Haziya segera mengambil ponsel di atas nakas, mengangkat panggilan yang sudah menyelamatkannya dari gerundel ibu mertua.

"Waalaikumsalam. Alhamdulillah baik, Azizah. Iya, ini masih di rumah sakit."

"Kamar berapa, Ziya? Ini aku sama Miska ke sana. Kamu mau dibawain apa? Buah-buahan?" 

"Nggak usah bawa apa-apa, nggak perlu repot. Iya, hati-hati, ya. Kamar Sakinah, nanti telepon saja biar Abang Shabir nunggu kalian di depan pintu."

"Oke, Ziya. Kami berangkat dulu. Wassalamu'alaikum," tutup Azizah di seberang.

"Waalaikumsalam."

Haziya bersyukur memiliki sahabat yang begitu peduli padanya, meski kuliah sudah setahun selesai, tetapi persahabatan mereka masih langgeng hingga sekarang. Kedua temannya belum menikah, mereka sering ke rumah untuk bersilaturahmi. Kadang juga ketiganya berpergian untuk sekadar jalan-jalan atau ke rumah makan, serta liburan. Haziya tidak dikekang oleh Shabir, lelaki itu penuh pengertian memberinya izin karena memaklumi kebosanan Haziya di rumah sendirian. 

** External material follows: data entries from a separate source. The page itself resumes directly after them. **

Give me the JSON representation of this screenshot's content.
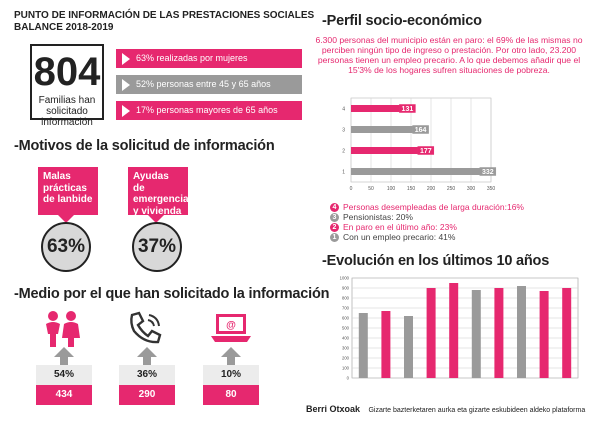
{
  "header": {
    "line1": "PUNTO DE INFORMACIÓN DE LAS PRESTACIONES SOCIALES",
    "line2": "BALANCE 2018-2019"
  },
  "summary": {
    "total": "804",
    "total_label": "Familias han solicitado información",
    "stats": [
      {
        "text": "63% realizadas por mujeres",
        "color": "#e6286f"
      },
      {
        "text": "52% personas entre 45 y 65 años",
        "color": "#9a9a9a"
      },
      {
        "text": "17% personas mayores de 65 años",
        "color": "#e6286f"
      }
    ]
  },
  "motivos": {
    "title": "-Motivos de la solicitud de información",
    "items": [
      {
        "label": "Malas prácticas de lanbide",
        "percent": "63%",
        "color": "#e6286f"
      },
      {
        "label": "Ayudas de emergencia y vivienda",
        "percent": "37%",
        "color": "#e6286f"
      }
    ]
  },
  "medio": {
    "title": "-Medio por el que han solicitado la información",
    "items": [
      {
        "icon": "people-icon",
        "percent": "54%",
        "value": "434"
      },
      {
        "icon": "phone-icon",
        "percent": "36%",
        "value": "290"
      },
      {
        "icon": "laptop-email-icon",
        "percent": "10%",
        "value": "80"
      }
    ]
  },
  "perfil": {
    "title": "-Perfil socio-económico",
    "intro": "6.300 personas del municipio están en paro: el 69% de las mismas no perciben ningún tipo de ingreso o prestación. Por otro lado, 23.200 personas tienen un empleo precario. A lo que debemos añadir que el 15'3% de los hogares sufren situaciones de pobreza.",
    "legend": [
      {
        "num": "4",
        "text": "Personas desempleadas de larga duración:16%",
        "color": "#e6286f"
      },
      {
        "num": "3",
        "text": "Pensionistas: 20%",
        "color": "#9a9a9a"
      },
      {
        "num": "2",
        "text": "En paro en el último año: 23%",
        "color": "#e6286f"
      },
      {
        "num": "1",
        "text": "Con un empleo precario: 41%",
        "color": "#9a9a9a"
      }
    ]
  },
  "evolucion": {
    "title": "-Evolución en los últimos 10 años"
  },
  "footer": {
    "brand": "Berri Otxoak",
    "tagline": "Gizarte bazterketaren aurka eta gizarte eskubideen aldeko plataforma"
  },
  "chart_data": [
    {
      "type": "bar",
      "orientation": "horizontal",
      "categories": [
        "4",
        "3",
        "2",
        "1"
      ],
      "values": [
        131,
        164,
        177,
        332
      ],
      "colors": [
        "#e6286f",
        "#9a9a9a",
        "#e6286f",
        "#9a9a9a"
      ],
      "xlim": [
        0,
        350
      ],
      "xticks": [
        "0",
        "50",
        "100",
        "150",
        "200",
        "250",
        "300",
        "350"
      ],
      "grid": true
    },
    {
      "type": "bar",
      "categories": [
        "1",
        "2",
        "3",
        "4",
        "5",
        "6",
        "7",
        "8",
        "9",
        "10"
      ],
      "values": [
        650,
        670,
        620,
        900,
        950,
        880,
        900,
        920,
        870,
        900
      ],
      "colors": [
        "#9a9a9a",
        "#e6286f",
        "#9a9a9a",
        "#e6286f",
        "#e6286f",
        "#9a9a9a",
        "#e6286f",
        "#9a9a9a",
        "#e6286f",
        "#e6286f"
      ],
      "ylim": [
        0,
        1000
      ],
      "yticks": [
        "0",
        "100",
        "200",
        "300",
        "400",
        "500",
        "600",
        "700",
        "800",
        "900",
        "1000"
      ],
      "grid": true
    }
  ]
}
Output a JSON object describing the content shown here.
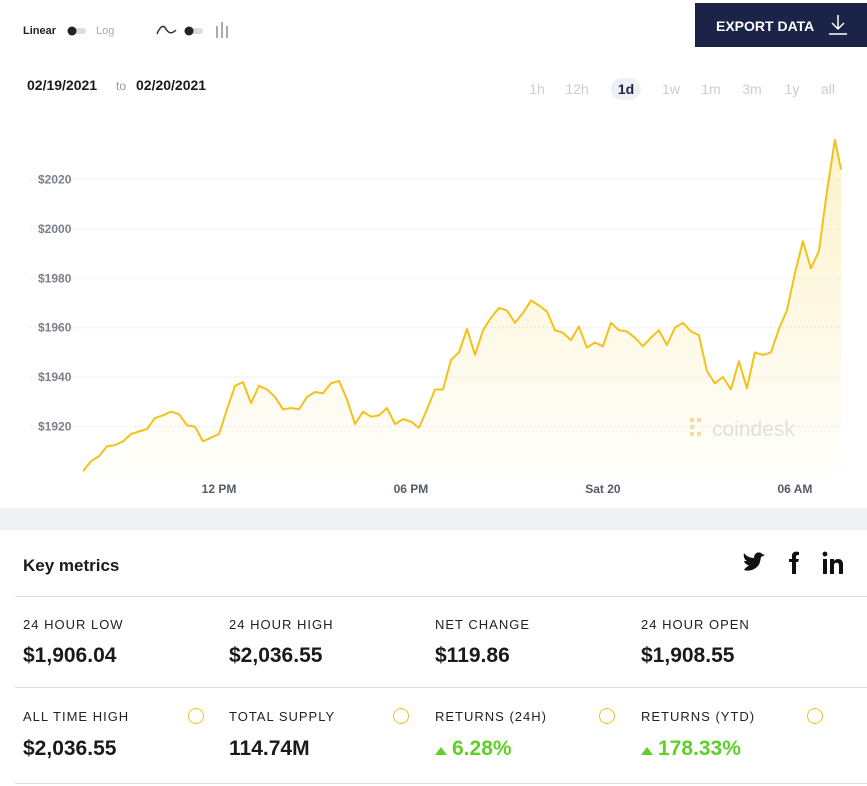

Sejak menetap satu desa dengan Bu Karni dia hanya seminggu pernah menemani Shabir berjualan. Setelah dituduh oleh mertuanya suka mengambil uang, dan sampai sekarang Haziya dilarang untuk ke toko. Dia tidak mempermasalahkan, biarlah Shabir mencari nafkah dengan tenang, tanpa harus melihat dan mendengar pertengkaran dirinya dengan ibu. 
  
Shabir masuk ruangan sembari menenteng plastik. Dia berjalan ke samping Haziya, setelah bertanya keadaan istri dia langsung menaruh bawaannya berisi obat-obatan dan secarik kertas resep yang barusan ditebus di apotik untuk dibawa pulang. Besok pagi Haziya sudah diperbolehkan meninggalkan ruangan kalau tidak ada keluhan. 

Haziya bersyukur tidak harus berlama-lama di sini, perkataan Bu Karni sesaat sebelum Shabir masuk begitu menusuk. 

"Nggak usah manja, mau kamu Shabir nggak buka toko besok? Biaya inap di rumah sakit emang gratis, tapi buat beli makanan keluargamu itu merogoh uang anakku."

"Bu, mereka sudah menolak nggak ambil tadi, tapi Shabir yang maksa kasih," bela Haziya tidak terima orang tuanya dikatain yang bukan-bukan.

Haziya memejamkan mata untuk kembali istirahat. Begitu susah untuk terlelap, bayangan janin yang telah tiada kembali mengusik ketenangan. Meski sudah ditahan untuk tidak terisak, deburan ombak di ujung mata telah meronta. Ibu mana yang siap ikhlas berpisah dengan anaknya? Apalagi setelah penantian. Di mana letak keikhlasan melupakan ketika tiap saat dirinya selalu mengingat? 

"Sabar, ikhlaskan, Allah nggak akan memberi kesedihan tanpa kebahagiaan. Insya Allah dia bisa jadi tabungan akhirat untuk kalian berdua nanti." Nasihat Bu Laela sedikit menetramkan gemuruh yang pasang surut. 

***

Hampir dua Minggu Haziya kembali ke rumah ibu untuk proses penyembuhan. Selama di sana, dia begitu dimanjakan oleh orang tua. Rasa rindu yang begitu memuncak kala berjauhan dengan ibu dan ayah kini terobati sudah. Haziya hanya diperbolehkan melakukan kegiatan ringan, dan dilarang mengerjakan tugas rumah. 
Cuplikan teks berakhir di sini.